La diferencia con Lugones es radical y no se limita a una cuestión de formas, sino que también son distintos sus temas y ambiciones. Tal vez no pueda entenderse a Girondo sin el antecedente de Lugones. Mientras el autor de La hora de la espada se arrogaba el papel de guardián de lo sublime y escribía para la posteridad, con pretensión épica y el objetivo de labrar su nombre sobre el bronce (y buena parte de su vida la dedicó a la tarea de construir su propio pedestal), la idea que Girondo tenía de la poesía era la opuesta. En el texto que sirve de prólogo a 20 poemas –“Carta abierta a ‘La Púa’”—, el poeta no se declara amanuense de las altas musas sino que, por el contrario, afirma que los suyos son poemas que cualquiera encuentra “tirados en medio de la calle” y que él los “recoge como quien junta puchos en la vereda”. Enseguida agrega con humor: “Yo no tengo, ni deseo tener, sangre de estatua.

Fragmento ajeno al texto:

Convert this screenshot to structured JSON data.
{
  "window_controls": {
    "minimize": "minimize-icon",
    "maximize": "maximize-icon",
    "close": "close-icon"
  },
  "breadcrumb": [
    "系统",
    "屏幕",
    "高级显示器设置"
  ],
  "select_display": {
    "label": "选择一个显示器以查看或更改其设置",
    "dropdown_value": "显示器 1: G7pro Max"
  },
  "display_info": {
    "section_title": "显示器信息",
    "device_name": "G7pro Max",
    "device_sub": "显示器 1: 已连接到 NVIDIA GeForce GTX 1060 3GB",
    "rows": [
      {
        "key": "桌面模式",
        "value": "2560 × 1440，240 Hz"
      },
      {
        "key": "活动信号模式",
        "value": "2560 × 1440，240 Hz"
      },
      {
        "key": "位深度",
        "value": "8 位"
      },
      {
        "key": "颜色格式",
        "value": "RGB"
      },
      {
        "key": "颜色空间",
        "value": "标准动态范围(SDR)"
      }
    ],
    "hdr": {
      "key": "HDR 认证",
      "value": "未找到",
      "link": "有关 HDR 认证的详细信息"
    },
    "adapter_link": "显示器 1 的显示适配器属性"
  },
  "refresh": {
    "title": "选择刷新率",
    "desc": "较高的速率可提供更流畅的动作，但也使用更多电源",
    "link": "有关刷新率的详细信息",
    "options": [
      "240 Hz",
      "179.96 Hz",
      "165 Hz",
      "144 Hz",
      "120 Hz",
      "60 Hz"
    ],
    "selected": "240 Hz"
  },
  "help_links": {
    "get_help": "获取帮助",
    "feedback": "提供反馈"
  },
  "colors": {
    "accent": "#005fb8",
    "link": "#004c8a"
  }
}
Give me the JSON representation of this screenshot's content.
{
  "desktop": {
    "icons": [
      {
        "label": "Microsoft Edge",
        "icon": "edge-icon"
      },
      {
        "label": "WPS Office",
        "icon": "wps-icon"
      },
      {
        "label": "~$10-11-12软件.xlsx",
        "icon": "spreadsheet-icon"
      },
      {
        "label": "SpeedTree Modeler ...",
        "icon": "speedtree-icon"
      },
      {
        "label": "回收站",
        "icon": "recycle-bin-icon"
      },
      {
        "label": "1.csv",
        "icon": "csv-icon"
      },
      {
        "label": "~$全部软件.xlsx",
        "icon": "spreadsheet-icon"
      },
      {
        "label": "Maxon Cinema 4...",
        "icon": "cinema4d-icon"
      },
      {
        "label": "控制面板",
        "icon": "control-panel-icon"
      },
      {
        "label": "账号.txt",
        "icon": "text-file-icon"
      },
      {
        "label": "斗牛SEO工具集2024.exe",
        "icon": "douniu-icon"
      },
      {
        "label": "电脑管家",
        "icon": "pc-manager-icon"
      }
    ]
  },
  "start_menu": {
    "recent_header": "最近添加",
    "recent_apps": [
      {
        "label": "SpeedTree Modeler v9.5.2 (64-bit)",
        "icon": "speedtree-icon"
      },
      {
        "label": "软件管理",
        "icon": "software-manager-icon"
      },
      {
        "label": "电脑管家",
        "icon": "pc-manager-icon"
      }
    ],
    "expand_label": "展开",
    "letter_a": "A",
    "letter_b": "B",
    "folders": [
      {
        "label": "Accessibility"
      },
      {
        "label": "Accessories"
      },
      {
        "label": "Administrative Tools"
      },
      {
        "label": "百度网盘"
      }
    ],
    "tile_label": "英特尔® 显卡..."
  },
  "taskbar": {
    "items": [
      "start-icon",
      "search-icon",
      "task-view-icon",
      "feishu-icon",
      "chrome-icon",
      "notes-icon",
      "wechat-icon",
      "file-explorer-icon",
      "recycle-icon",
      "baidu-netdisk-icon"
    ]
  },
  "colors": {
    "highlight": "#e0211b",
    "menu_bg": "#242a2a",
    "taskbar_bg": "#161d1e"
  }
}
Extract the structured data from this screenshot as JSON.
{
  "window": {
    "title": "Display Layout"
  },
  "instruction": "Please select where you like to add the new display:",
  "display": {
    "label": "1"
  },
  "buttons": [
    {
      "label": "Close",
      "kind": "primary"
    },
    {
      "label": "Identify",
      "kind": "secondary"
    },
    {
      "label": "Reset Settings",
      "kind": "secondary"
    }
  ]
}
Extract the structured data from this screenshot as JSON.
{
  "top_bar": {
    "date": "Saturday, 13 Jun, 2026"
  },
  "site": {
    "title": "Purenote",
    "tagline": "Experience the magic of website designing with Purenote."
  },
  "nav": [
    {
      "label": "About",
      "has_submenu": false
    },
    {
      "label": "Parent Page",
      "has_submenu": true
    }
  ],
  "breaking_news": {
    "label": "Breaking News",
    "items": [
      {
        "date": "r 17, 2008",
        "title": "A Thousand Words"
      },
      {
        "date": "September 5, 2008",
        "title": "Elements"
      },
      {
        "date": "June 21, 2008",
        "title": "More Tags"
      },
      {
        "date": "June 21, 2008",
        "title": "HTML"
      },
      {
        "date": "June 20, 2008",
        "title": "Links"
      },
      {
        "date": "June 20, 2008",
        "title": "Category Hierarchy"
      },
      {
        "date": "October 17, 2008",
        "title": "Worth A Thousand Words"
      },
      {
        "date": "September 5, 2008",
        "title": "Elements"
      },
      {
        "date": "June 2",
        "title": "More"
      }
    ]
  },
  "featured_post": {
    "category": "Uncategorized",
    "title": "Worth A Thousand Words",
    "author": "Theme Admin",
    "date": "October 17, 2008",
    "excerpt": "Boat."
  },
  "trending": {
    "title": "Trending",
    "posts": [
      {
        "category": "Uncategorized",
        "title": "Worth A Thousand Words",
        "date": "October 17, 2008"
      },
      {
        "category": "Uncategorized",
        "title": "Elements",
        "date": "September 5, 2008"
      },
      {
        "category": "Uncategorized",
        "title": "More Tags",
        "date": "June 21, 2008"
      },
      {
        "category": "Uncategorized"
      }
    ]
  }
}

Yo no pretendo sufrir la humillación de los gorriones”. Y lejos de ambicionar los grandes temas, reclama para sí el universo de lo cotidiano, al que define como “una manifestación admirable y modesta de lo absurdo”. De hallar esas perlas de lo admirablemente absurdo entre los pliegues de la realidad más pedestre, es de lo que se ocupó Girondo en sus 20 poemas. Que por otra parte no fueron escritos para ser leídos ni en los claustros de la academia, ni en las salas mudas de las bibliotecas, ni en los cenáculos privados de la alta poesía, sino en los asientos de un tranvía, un tren o un colectivo. Lo que habita en sus páginas no es muy distinto de lo que cualquiera puede ver por las ventanillas durante el viaje, pero solamente pudo haberlo escrito un viajero del tiempo como Oliverio Girondo.
Artículo publicado originalmente en el Suplemento Literario Télam.